HUD: For now I added a line for each ship to indicate its current target. There is a lot to be done, like showing the estimated flight path (which should be curved rather than straight). Right now it is a wirefrime line, but I would want it to be a translucent and add a subtle glow effect.
Particles: Added a threaded particle system. This makes things come to life, I added basic explosions and engine trails, but they are really ugly because I can't draw ;). I am working on that "star dust" thing right now, which will be hard because I cannot reposition particles right now to implement an infinite scrolling cube, only spawn new particles.
You're definitely getting there.
The stars do look a smidge on the bright side, as mentioned elsewhere.
I myself like the busy screen, reminiscent of scenes from star wars. More action than the player can track can help with immersion. Although too much can lead to confusion and then frustration.
For the HUD, have you considered the horizontal and vertical onscreen compass displays used in early HUDs on fighter aircraft? With a big giant compass down the left side reading 10 degrees up pitch and another one across the top reading a heading of 270, its hard not to tell which way you're going.
I assume you mean you have yet to implement moving particles and only have stationary types.
if so, and you keep different types of particles in the same array (linked list etc) with a type field (rock, explosion, etc), then the moving cube is easy to implement using your current array. define a new type: moving_particle (or whatever). create 100 or so at random locations in a cube around the ship. each frame, call a routine that moves the moving_particles towards the back of the ship by an amount based on the speed of the ship by changing the x/y/z position. when they reach the back of the cube, generate a new random position at the front face of the cube. in a left hand coordinate system in object space this would be moving them in the -z direction, then regenerating them at the positive z face of the cube, at a random x,y location on that face. This is probably the best way to implement it, in object space. when it comes time to draw, you have a nice cubic particle field surrounding the ship already specified in object space coordinates. for each particle, simply apply the ship's world transform to move it out to the ship's position and orientation, then draw as usual.

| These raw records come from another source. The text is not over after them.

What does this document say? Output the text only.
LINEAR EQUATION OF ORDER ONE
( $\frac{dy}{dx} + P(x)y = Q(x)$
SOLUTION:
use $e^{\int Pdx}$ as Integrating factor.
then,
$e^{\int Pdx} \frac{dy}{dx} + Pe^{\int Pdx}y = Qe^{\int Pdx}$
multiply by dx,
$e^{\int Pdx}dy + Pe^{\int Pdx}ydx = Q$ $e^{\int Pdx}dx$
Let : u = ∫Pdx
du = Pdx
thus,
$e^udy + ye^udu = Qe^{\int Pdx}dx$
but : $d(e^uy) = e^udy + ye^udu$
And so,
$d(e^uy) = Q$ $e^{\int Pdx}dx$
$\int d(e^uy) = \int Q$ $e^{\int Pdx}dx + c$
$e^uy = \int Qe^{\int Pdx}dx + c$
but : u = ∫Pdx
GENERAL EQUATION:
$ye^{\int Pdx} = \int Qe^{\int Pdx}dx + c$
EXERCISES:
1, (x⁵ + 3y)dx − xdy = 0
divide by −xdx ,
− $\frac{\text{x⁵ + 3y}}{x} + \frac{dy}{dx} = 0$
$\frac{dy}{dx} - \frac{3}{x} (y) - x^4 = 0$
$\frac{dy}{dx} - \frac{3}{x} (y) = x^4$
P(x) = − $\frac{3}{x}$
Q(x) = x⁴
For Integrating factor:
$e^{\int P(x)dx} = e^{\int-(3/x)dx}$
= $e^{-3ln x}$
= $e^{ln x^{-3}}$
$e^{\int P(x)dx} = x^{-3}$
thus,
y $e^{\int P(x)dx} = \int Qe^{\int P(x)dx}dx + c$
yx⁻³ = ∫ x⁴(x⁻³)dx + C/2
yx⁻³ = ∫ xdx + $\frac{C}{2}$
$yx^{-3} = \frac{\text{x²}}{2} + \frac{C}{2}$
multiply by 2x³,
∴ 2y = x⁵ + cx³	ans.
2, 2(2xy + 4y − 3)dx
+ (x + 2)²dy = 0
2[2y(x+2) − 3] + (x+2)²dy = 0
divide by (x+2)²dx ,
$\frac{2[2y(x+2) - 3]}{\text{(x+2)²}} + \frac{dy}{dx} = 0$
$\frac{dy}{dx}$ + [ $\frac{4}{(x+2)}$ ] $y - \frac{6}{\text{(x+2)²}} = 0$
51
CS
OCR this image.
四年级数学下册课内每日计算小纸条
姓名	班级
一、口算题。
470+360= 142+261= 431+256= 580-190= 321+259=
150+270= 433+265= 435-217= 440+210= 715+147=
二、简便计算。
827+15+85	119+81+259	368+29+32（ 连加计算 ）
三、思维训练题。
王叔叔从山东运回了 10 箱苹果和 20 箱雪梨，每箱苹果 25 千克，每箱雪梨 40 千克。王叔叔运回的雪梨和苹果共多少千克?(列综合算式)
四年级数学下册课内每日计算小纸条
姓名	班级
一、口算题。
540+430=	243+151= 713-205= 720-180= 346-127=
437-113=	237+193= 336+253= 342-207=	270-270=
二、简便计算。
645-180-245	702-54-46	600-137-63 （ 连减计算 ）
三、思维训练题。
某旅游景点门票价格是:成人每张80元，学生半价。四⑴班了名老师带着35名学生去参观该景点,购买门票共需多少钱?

for drifting space dust, you may want to consider alpha blended billboards or some other technique that lets you represent more than one chunk of dust with a single particle to keep the overhead of the particle system down. but try it first and see. Like Michael Abrash said at the '96 Gamedev conference lecture on the Quake engine, computers are really good at doing the same simple thing (like moving a particle) lots of times in a row really really fast. the problem is that graphics cards are not good at drawing large numbers of batches of just a few dynamic triangles per batch, which is exactly what games do and need. vidcards are good at the opposite, drawing a few batches of a vary large numbers of static triangles. So 10,000 particles may be doable, but not drawable. OTOH, I've gotten pretty good results on the infamous "10,000 blades of grass" challenge in my current project on a baseline PC with just an on-board graphics chip, so the horsepower may be out there to go stardust crazy. Note however that i'm definitely not using one triangle per blade of grass, something more like 2500 triangles to draw 500 meshes with grass blade textures, and yes, they do move!
stardust - grass blades. swaying - drifting. same idea - different texture.
can't wait to see the next round of screenshots!